On pique alors vers le lac de Robertville, où on aperçoit à peine un camping qui borde le lac. Ici, de nombreux bénévoles, gilet jaune sur le dos et masque sur le nez, gèrent la circulation. C'est là, juste dans une cuvette, que les agriculteurs de la région qui se sont spontanément portés volontaires pour aider les pompiers, s'approvisionnent en eau. Un ballet incessant de tracteurs qui arrivent et repartent citerne pleine, souvent en trombe, vers les lieux où l'incendie fait rage. Ils arrosent encore et encore les abords déjà éteints pour éviter une reprise du feu.

On évite la N68 qui est fermée pour laisser les secours travailler et on pousse vers les hauteurs, vers Ovifat, où les fumées sont aussi présentes et où les rues, elles aussi, sont désertes. En redescendant vers Malmedy, par une route en lacets bordée de pins − on n'ose imaginer la catastrophe si le feu devait démarrer là aussi −, on aperçoit çà et là quelques promeneurs qui se sont aventurés dans les bois.

Au hall sportif de Malmedy aménagé par la Croix-Rouge pour accueillir les personnes qui ont quitté leur maison, le bourgmestre de la commune, le député wallon Jean-Paul Bastin, est présent. Il répond aux questions d'un journaliste français venu faire un reportage sur place.

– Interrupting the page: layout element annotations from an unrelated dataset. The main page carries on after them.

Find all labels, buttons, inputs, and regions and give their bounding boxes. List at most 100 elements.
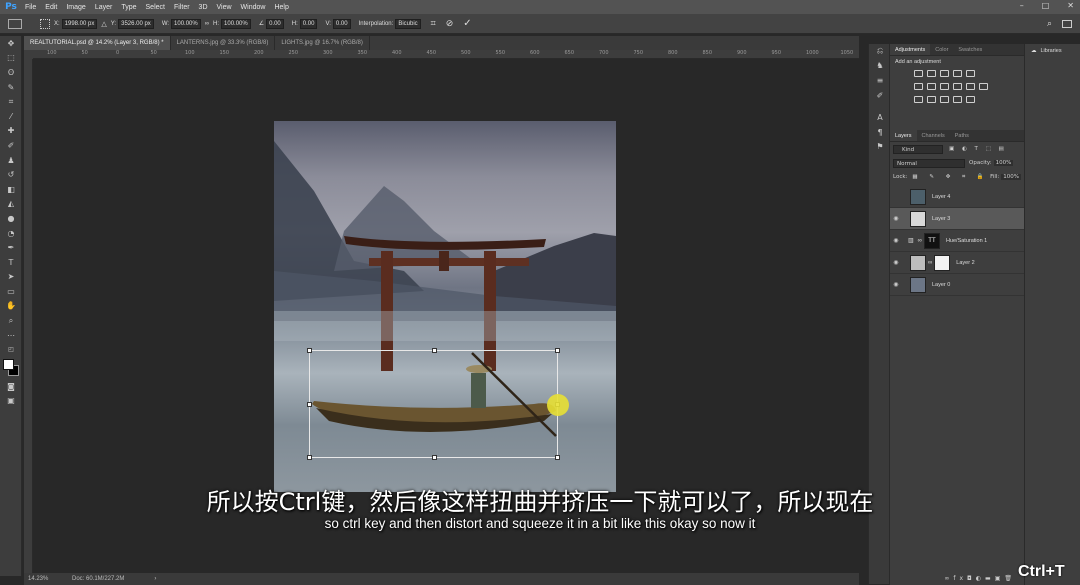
paint-bucket-icon[interactable]: ◭ bbox=[0, 197, 22, 212]
menu-layer[interactable]: Layer bbox=[95, 4, 113, 11]
tab-realtutorial[interactable]: REALTUTORIAL.psd @ 14.2% (Layer 3, RGB/8… bbox=[24, 36, 171, 50]
more-tools-icon[interactable]: ⋯ bbox=[0, 328, 22, 343]
lock-icons[interactable]: ▦ ✎ ✥ ⌗ 🔒 bbox=[912, 174, 988, 181]
brightness-icon[interactable] bbox=[914, 70, 923, 77]
w-field[interactable]: 100.00% bbox=[171, 18, 201, 29]
rectangle-tool-icon[interactable]: ▭ bbox=[0, 284, 22, 299]
lasso-tool-icon[interactable]: ʘ bbox=[0, 65, 22, 80]
move-tool-icon[interactable]: ✥ bbox=[0, 36, 22, 51]
quick-mask-icon[interactable]: ◙ bbox=[0, 379, 22, 394]
tab-lights[interactable]: LIGHTS.jpg @ 16.7% (RGB/8) bbox=[275, 36, 370, 50]
eye-icon[interactable]: ◉ bbox=[890, 237, 902, 244]
opacity-field[interactable]: 100% bbox=[993, 160, 1014, 166]
pen-tool-icon[interactable]: ✒ bbox=[0, 240, 22, 255]
hand-tool-icon[interactable]: ✋ bbox=[0, 299, 22, 314]
link-icon[interactable]: ∞ bbox=[205, 21, 209, 27]
actions-panel-icon[interactable]: ♞ bbox=[869, 59, 891, 74]
link-layers-icon[interactable]: ∞ bbox=[944, 575, 953, 582]
type-tool-icon[interactable]: T bbox=[0, 255, 22, 270]
x-field[interactable]: 1998.00 px bbox=[61, 18, 98, 29]
h-field[interactable]: 100.00% bbox=[221, 18, 251, 29]
tab-color[interactable]: Color bbox=[930, 44, 953, 55]
eyedropper-tool-icon[interactable]: ⁄ bbox=[0, 109, 22, 124]
curves-icon[interactable] bbox=[940, 70, 949, 77]
selective-color-icon[interactable] bbox=[953, 96, 962, 103]
foreground-color[interactable] bbox=[3, 359, 14, 371]
add-mask-icon[interactable]: ◘ bbox=[967, 575, 976, 582]
close-button[interactable]: ✕ bbox=[1067, 1, 1074, 10]
color-balance-icon[interactable] bbox=[927, 83, 936, 90]
tab-paths[interactable]: Paths bbox=[950, 130, 974, 141]
threshold-icon[interactable] bbox=[940, 96, 949, 103]
commit-transform-icon[interactable]: ✓ bbox=[463, 18, 471, 29]
transform-handle-tc[interactable] bbox=[432, 348, 437, 353]
menu-select[interactable]: Select bbox=[146, 4, 165, 11]
marquee-tool-icon[interactable]: ⬚ bbox=[0, 51, 22, 66]
clone-stamp-icon[interactable]: ♟ bbox=[0, 153, 22, 168]
menu-3d[interactable]: 3D bbox=[199, 4, 208, 11]
vskew-field[interactable]: 0.00 bbox=[332, 18, 351, 29]
layer-row-2[interactable]: ◉ ∞ Layer 2 bbox=[890, 252, 1024, 274]
kind-filter-select[interactable]: Kind bbox=[893, 144, 943, 154]
menu-file[interactable]: File bbox=[25, 4, 36, 11]
tab-channels[interactable]: Channels bbox=[917, 130, 950, 141]
brush-panel-icon[interactable]: ✐ bbox=[869, 88, 891, 103]
dodge-tool-icon[interactable]: ◔ bbox=[0, 226, 22, 241]
menu-filter[interactable]: Filter bbox=[174, 4, 190, 11]
delete-layer-icon[interactable]: 🗑 bbox=[1004, 575, 1016, 582]
exposure-icon[interactable] bbox=[953, 70, 962, 77]
hue-saturation-icon[interactable] bbox=[914, 83, 923, 90]
properties-panel-icon[interactable]: ≡ bbox=[869, 73, 891, 88]
workspace-icon[interactable] bbox=[1062, 19, 1072, 28]
tab-swatches[interactable]: Swatches bbox=[953, 44, 987, 55]
new-layer-icon[interactable]: ▣ bbox=[995, 575, 1005, 582]
layer-row-0[interactable]: ◉ Layer 0 bbox=[890, 274, 1024, 296]
transform-handle-br[interactable] bbox=[555, 455, 560, 460]
zoom-tool-icon[interactable]: ⌕ bbox=[0, 313, 22, 328]
eye-icon[interactable]: ◉ bbox=[890, 259, 902, 266]
posterize-icon[interactable] bbox=[927, 96, 936, 103]
minimize-button[interactable]: – bbox=[1020, 1, 1024, 10]
interpolation-select[interactable]: Bicubic bbox=[395, 18, 421, 29]
status-arrow-icon[interactable]: › bbox=[154, 576, 156, 582]
fx-icon[interactable]: fx bbox=[953, 575, 967, 582]
invert-icon[interactable] bbox=[914, 96, 923, 103]
tab-lanterns[interactable]: LANTERNS.jpg @ 33.3% (RGB/8) bbox=[171, 36, 276, 50]
fill-field[interactable]: 100% bbox=[1001, 174, 1021, 180]
transform-handle-bl[interactable] bbox=[307, 455, 312, 460]
paragraph-panel-icon[interactable]: ¶ bbox=[869, 125, 891, 140]
transform-handle-tr[interactable] bbox=[555, 348, 560, 353]
path-select-icon[interactable]: ➤ bbox=[0, 270, 22, 285]
filter-icons[interactable]: ▣ ◐ T ⬚ ▤ bbox=[949, 146, 1007, 152]
warp-icon[interactable]: ⌗ bbox=[431, 18, 436, 29]
maximize-button[interactable]: □ bbox=[1042, 1, 1050, 10]
libraries-tab[interactable]: ☁ Libraries bbox=[1025, 44, 1080, 58]
tab-adjustments[interactable]: Adjustments bbox=[890, 44, 931, 55]
transform-handle-tl[interactable] bbox=[307, 348, 312, 353]
eye-icon[interactable]: ◉ bbox=[890, 215, 902, 222]
new-adjustment-icon[interactable]: ◐ bbox=[976, 575, 985, 582]
default-colors-icon[interactable]: ◰ bbox=[0, 342, 22, 357]
vibrance-icon[interactable] bbox=[966, 70, 975, 77]
layer-row-3[interactable]: ◉ Layer 3 bbox=[890, 208, 1024, 230]
black-white-icon[interactable] bbox=[940, 83, 949, 90]
channel-mixer-icon[interactable] bbox=[966, 83, 975, 90]
transform-tool-icon[interactable] bbox=[8, 18, 22, 29]
character-panel-icon[interactable]: A bbox=[869, 110, 891, 125]
transform-handle-bc[interactable] bbox=[432, 455, 437, 460]
angle-field[interactable]: 0.00 bbox=[266, 18, 284, 29]
healing-brush-icon[interactable]: ✚ bbox=[0, 124, 22, 139]
layer-row-hue-saturation[interactable]: ◉ ▥ ∞ TT Hue/Saturation 1 bbox=[890, 230, 1024, 252]
reference-point-icon[interactable] bbox=[40, 18, 50, 29]
menu-view[interactable]: View bbox=[217, 4, 232, 11]
menu-window[interactable]: Window bbox=[241, 4, 266, 11]
levels-icon[interactable] bbox=[927, 70, 936, 77]
color-swatches[interactable] bbox=[0, 357, 22, 379]
menu-type[interactable]: Type bbox=[121, 4, 136, 11]
transform-handle-ml[interactable] bbox=[307, 402, 312, 407]
cancel-transform-icon[interactable]: ⊘ bbox=[446, 18, 454, 29]
gradient-map-icon[interactable] bbox=[966, 96, 975, 103]
y-field[interactable]: 3526.00 px bbox=[118, 18, 154, 29]
quick-select-tool-icon[interactable]: ✎ bbox=[0, 80, 22, 95]
glyphs-panel-icon[interactable]: ⚑ bbox=[869, 140, 891, 155]
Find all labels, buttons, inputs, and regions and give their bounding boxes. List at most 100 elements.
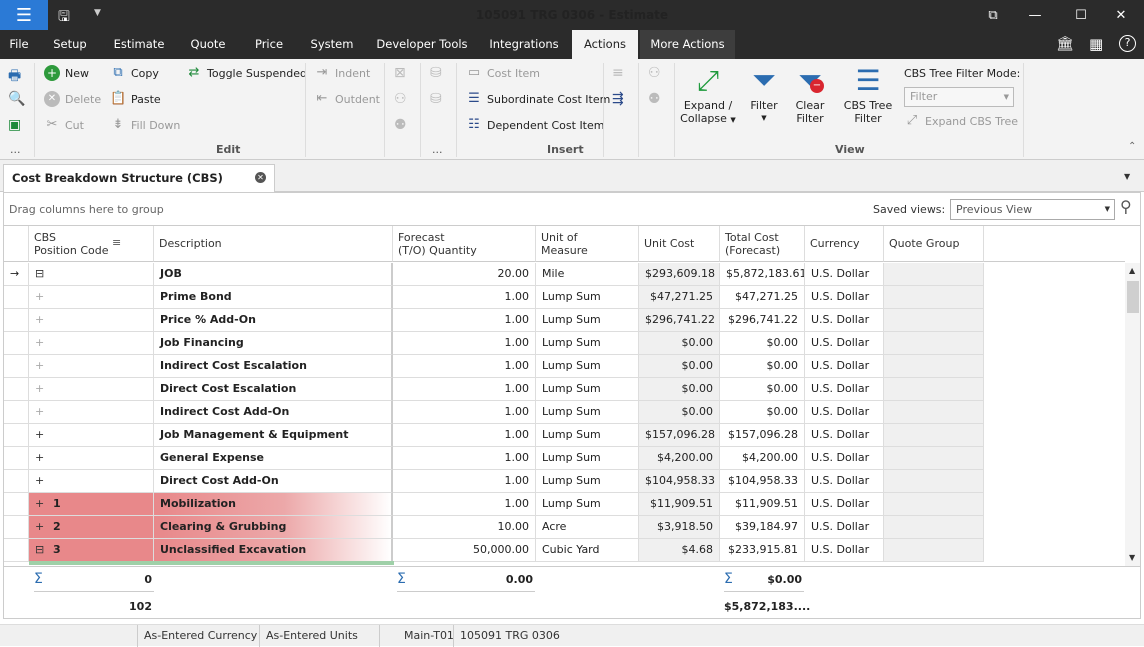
dependent-cost-item-button[interactable]: ☷ Dependent Cost Item xyxy=(466,117,604,133)
menu-setup[interactable]: Setup xyxy=(44,30,96,59)
sort-icon[interactable]: ≡ xyxy=(112,236,121,249)
group-panel[interactable]: Drag columns here to group Saved views: … xyxy=(3,192,1141,225)
quote-group-cell[interactable] xyxy=(884,470,984,493)
quote-group-cell[interactable] xyxy=(884,516,984,539)
table-row[interactable]: + Job Financing 1.00 Lump Sum $0.00 $0.00 U.S.… xyxy=(4,332,984,355)
quote-group-cell[interactable] xyxy=(884,355,984,378)
table-row[interactable]: + Job Management & Equipment 1.00 Lump Sum $… xyxy=(4,424,984,447)
cut-button[interactable]: ✂ Cut xyxy=(44,117,84,133)
collapse-icon[interactable]: ⊟ xyxy=(35,263,53,285)
qty-cell[interactable]: 1.00 xyxy=(393,447,536,470)
menu-more-actions[interactable]: More Actions xyxy=(640,30,735,59)
qty-cell[interactable]: 20.00 xyxy=(393,263,536,286)
expand-icon[interactable]: + xyxy=(35,447,53,469)
row-indicator[interactable] xyxy=(4,424,29,447)
desc-cell[interactable]: Unclassified Excavation xyxy=(154,539,393,562)
help-icon[interactable]: ? xyxy=(1119,35,1136,52)
disabled-tool-icon[interactable]: ⊠ xyxy=(394,65,406,81)
row-indicator[interactable] xyxy=(4,493,29,516)
col-unit-of-measure[interactable]: Unit of Measure xyxy=(536,226,639,262)
desc-cell[interactable]: Indirect Cost Escalation xyxy=(154,355,393,378)
total-cell[interactable]: $104,958.33 xyxy=(720,470,805,493)
cur-cell[interactable]: U.S. Dollar xyxy=(805,470,884,493)
desc-cell[interactable]: Clearing & Grubbing xyxy=(154,516,393,539)
fill-down-button[interactable]: ⇟ Fill Down xyxy=(110,117,181,133)
disabled-tree-icon[interactable]: ⚉ xyxy=(648,91,661,107)
cbs-code-cell[interactable]: + xyxy=(29,355,154,378)
col-quote-group[interactable]: Quote Group xyxy=(884,226,984,262)
menu-system[interactable]: System xyxy=(302,30,362,59)
saved-views-select[interactable]: Previous View ▼ xyxy=(950,199,1115,220)
cbs-code-cell[interactable]: ⊟ 3 xyxy=(29,539,154,562)
cbs-code-cell[interactable]: ⊟ xyxy=(29,263,154,286)
qty-cell[interactable]: 1.00 xyxy=(393,309,536,332)
uom-cell[interactable]: Mile xyxy=(536,263,639,286)
status-currency[interactable]: As-Entered Currency xyxy=(137,625,263,647)
row-indicator[interactable] xyxy=(4,355,29,378)
cur-cell[interactable]: U.S. Dollar xyxy=(805,539,884,562)
quote-group-cell[interactable] xyxy=(884,309,984,332)
desc-cell[interactable]: Job Management & Equipment xyxy=(154,424,393,447)
cur-cell[interactable]: U.S. Dollar xyxy=(805,424,884,447)
desc-cell[interactable]: Direct Cost Add-On xyxy=(154,470,393,493)
paste-button[interactable]: 📋 Paste xyxy=(110,91,161,107)
expand-icon[interactable]: + xyxy=(35,424,53,446)
vertical-scrollbar[interactable]: ▲ ▼ xyxy=(1125,263,1140,566)
export-excel-icon[interactable]: ▣ xyxy=(8,117,21,133)
uom-cell[interactable]: Lump Sum xyxy=(536,470,639,493)
restore-layout-icon[interactable]: ⧉ xyxy=(970,0,1016,30)
tab-cbs-register[interactable]: Cost Breakdown Structure (CBS) Register … xyxy=(3,164,275,211)
status-units[interactable]: As-Entered Units xyxy=(259,625,364,647)
quote-group-cell[interactable] xyxy=(884,263,984,286)
cbs-code-cell[interactable]: + xyxy=(29,401,154,424)
unit-cell[interactable]: $3,918.50 xyxy=(639,516,720,539)
save-icon[interactable]: 🖫 xyxy=(58,6,76,25)
disabled-db2-icon[interactable]: ⛁ xyxy=(430,91,442,107)
unit-cell[interactable]: $293,609.18 xyxy=(639,263,720,286)
row-indicator[interactable] xyxy=(4,286,29,309)
unit-cell[interactable]: $296,741.22 xyxy=(639,309,720,332)
total-cell[interactable]: $39,184.97 xyxy=(720,516,805,539)
qty-cell[interactable]: 1.00 xyxy=(393,424,536,447)
grid-layout-icon[interactable]: ▦ xyxy=(1089,35,1103,53)
menu-quote[interactable]: Quote xyxy=(180,30,236,59)
cur-cell[interactable]: U.S. Dollar xyxy=(805,263,884,286)
expand-icon[interactable]: + xyxy=(35,401,53,423)
uom-cell[interactable]: Acre xyxy=(536,516,639,539)
scroll-up-icon[interactable]: ▲ xyxy=(1129,266,1135,275)
table-row[interactable]: ⊟ 3 Unclassified Excavation 50,000.00 Cubic … xyxy=(4,539,984,562)
expand-icon[interactable]: + xyxy=(35,378,53,400)
quote-group-cell[interactable] xyxy=(884,539,984,562)
cbs-tree-filter-button[interactable]: ☰ CBS Tree Filter xyxy=(842,63,894,125)
expand-icon[interactable]: + xyxy=(35,470,53,492)
desc-cell[interactable]: Job Financing xyxy=(154,332,393,355)
desc-cell[interactable]: Indirect Cost Add-On xyxy=(154,401,393,424)
table-row[interactable]: + Direct Cost Add-On 1.00 Lump Sum $104,958.… xyxy=(4,470,984,493)
delete-button[interactable]: ✕ Delete xyxy=(44,91,101,107)
total-cell[interactable]: $4,200.00 xyxy=(720,447,805,470)
menu-integrations[interactable]: Integrations xyxy=(482,30,566,59)
cbs-code-cell[interactable]: + xyxy=(29,309,154,332)
unit-cell[interactable]: $104,958.33 xyxy=(639,470,720,493)
total-cell[interactable]: $0.00 xyxy=(720,378,805,401)
close-tab-icon[interactable]: ✕ xyxy=(255,172,266,183)
table-row[interactable]: +2 Clearing & Grubbing 10.00 Acre $3,918.50 $… xyxy=(4,516,984,539)
collapse-ribbon-icon[interactable]: ⌃ xyxy=(1128,141,1136,152)
menu-estimate[interactable]: Estimate xyxy=(108,30,170,59)
cbs-mode-select[interactable]: Filter ▼ xyxy=(904,87,1014,107)
menu-developer-tools[interactable]: Developer Tools xyxy=(372,30,472,59)
expand-icon[interactable]: + xyxy=(35,286,53,308)
uom-cell[interactable]: Lump Sum xyxy=(536,332,639,355)
cbs-code-cell[interactable]: +2 xyxy=(29,516,154,539)
total-cell[interactable]: $0.00 xyxy=(720,401,805,424)
current-row-arrow-icon[interactable]: → xyxy=(4,263,29,286)
qty-cell[interactable]: 1.00 xyxy=(393,355,536,378)
print-preview-icon[interactable]: 🔍 xyxy=(8,91,25,107)
total-cell[interactable]: $47,271.25 xyxy=(720,286,805,309)
disabled-list-icon[interactable]: ≡ xyxy=(612,65,624,81)
collapse-icon[interactable]: ⊟ xyxy=(35,539,53,561)
desc-cell[interactable]: General Expense xyxy=(154,447,393,470)
tab-dropdown-icon[interactable]: ▼ xyxy=(1124,172,1130,181)
bank-icon[interactable]: 🏛 xyxy=(1056,36,1074,52)
cost-item-button[interactable]: ▭ Cost Item xyxy=(466,65,540,81)
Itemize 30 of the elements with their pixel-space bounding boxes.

Les personnes évacuées du village de Sourbrodt et de certains quartiers de Bütgenbach peuvent y trouver un point de chute s'ils n'ont personne pour les accueillir. "Cinquante personnes sont passées ici et une vingtaine y ont passé la nuit. À l'heure actuelle, il y a encore 14 personnes qui sont ici", explique le bourgmestre qui depuis 72 heures est sur le pont. "On a tous des souvenirs dans les Fagnes, nous sommes tous affligés par la situation. Et on sent que les gens ne veulent pas rester inactifs, qu'ils veulent aider".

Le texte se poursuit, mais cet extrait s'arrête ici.